Lenin's Interventionist Marxism

Lenin's Interventionist Marxism

By Tom Freeman
Edited and introduced by Sandra Bloodworth.

This book is an edited version of Tom Freeman's PhD thesis "Lenin's conception of the party: organisational expression of an interventionist Marxism". Freeman makes a groundbreaking contribution to our knowledge of the early revolutionary movement in tsarist Russia and Lenin's theory and politics. Tom Freeman died in 2005 at the young age of 51.

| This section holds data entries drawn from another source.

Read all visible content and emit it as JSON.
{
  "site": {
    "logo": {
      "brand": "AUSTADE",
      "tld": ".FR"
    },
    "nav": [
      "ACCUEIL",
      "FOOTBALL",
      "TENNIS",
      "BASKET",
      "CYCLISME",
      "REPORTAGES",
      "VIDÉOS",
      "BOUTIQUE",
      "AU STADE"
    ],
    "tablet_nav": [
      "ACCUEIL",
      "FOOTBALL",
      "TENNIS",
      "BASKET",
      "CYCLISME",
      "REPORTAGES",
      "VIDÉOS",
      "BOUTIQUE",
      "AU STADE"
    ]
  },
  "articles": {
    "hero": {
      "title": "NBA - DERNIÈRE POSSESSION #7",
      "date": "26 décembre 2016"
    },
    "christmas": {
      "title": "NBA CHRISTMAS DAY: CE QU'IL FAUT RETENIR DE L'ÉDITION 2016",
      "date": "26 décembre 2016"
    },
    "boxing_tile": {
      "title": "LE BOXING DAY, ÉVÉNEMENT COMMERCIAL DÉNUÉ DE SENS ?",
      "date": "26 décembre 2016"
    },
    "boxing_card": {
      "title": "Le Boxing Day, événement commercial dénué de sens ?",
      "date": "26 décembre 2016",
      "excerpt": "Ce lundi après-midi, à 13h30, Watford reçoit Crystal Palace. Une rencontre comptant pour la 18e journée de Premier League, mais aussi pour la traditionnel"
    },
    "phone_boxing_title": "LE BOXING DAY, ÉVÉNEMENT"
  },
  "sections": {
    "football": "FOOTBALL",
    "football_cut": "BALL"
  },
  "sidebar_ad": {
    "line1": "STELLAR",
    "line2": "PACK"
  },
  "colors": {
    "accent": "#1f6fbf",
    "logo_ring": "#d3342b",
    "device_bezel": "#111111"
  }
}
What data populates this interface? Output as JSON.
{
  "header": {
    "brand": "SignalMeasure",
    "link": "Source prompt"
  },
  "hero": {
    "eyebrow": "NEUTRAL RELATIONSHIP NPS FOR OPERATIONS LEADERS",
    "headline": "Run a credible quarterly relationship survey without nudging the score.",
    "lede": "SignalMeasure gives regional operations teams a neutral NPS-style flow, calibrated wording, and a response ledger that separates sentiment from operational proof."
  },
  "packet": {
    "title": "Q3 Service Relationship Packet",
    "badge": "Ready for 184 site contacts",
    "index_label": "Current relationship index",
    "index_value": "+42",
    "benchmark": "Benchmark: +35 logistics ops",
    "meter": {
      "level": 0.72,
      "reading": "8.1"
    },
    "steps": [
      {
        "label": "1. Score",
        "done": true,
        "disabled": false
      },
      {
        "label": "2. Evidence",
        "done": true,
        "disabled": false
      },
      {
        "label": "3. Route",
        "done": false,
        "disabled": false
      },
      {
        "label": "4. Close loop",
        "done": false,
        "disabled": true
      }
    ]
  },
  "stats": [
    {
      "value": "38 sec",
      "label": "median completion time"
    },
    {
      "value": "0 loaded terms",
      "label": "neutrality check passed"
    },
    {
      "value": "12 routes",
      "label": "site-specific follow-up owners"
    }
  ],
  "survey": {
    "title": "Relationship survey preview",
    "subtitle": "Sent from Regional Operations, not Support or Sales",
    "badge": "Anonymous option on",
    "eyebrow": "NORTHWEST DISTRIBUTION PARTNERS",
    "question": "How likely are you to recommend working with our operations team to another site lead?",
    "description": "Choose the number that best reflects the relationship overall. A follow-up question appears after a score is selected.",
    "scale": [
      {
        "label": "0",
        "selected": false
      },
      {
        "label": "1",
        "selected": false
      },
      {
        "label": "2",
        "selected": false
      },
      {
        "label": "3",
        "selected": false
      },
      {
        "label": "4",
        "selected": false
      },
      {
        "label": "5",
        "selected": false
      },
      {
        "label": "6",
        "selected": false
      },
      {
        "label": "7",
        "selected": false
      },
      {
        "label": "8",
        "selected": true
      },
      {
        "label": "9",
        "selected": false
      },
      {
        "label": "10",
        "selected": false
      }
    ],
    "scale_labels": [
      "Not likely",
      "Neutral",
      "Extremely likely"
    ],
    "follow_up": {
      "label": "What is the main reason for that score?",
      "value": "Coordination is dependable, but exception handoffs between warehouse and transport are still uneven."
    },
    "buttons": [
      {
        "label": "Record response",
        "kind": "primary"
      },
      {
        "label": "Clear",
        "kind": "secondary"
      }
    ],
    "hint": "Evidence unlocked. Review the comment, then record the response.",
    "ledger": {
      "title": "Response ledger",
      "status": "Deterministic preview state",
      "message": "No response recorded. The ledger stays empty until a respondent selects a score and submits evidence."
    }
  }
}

"Tom Freeman's work stands as a valuable contribution to what can be considered the field of 'Lenin Studies' that has been blossoming over the past decade, taking its place with the varied, important contributions of Lars Lih, Antonio Negri, Alan Shandro, Tamas Krausz, August Nimtz and others. This clear and meticulous research reveals a continuity between Lenin's revolutionary organisation perspectives of the early 1900s with those advanced during the revolutionary mass upsurge of 1905 - and this in a way that can be useful for revolutionary activists of today and tomorrow. Freeman highlights the dynamic interplay of theory and practice, of Marxism and mass struggle, of intellectual activists and radicalising workers and mass insurgencies that shaped the past and are the hope of the future."
- Paul Le Blanc, author of Lenin and the revolutionary party.

About the Author

Tom Freeman was a lifelong revolutionary, and a member of the International Socialist Tendency for nearly 30 years. His PhD thesis was edited by Sandra Bloodworth and published posthumously by Interventions in 2017 under the title Lenin's Interventionist Marxism.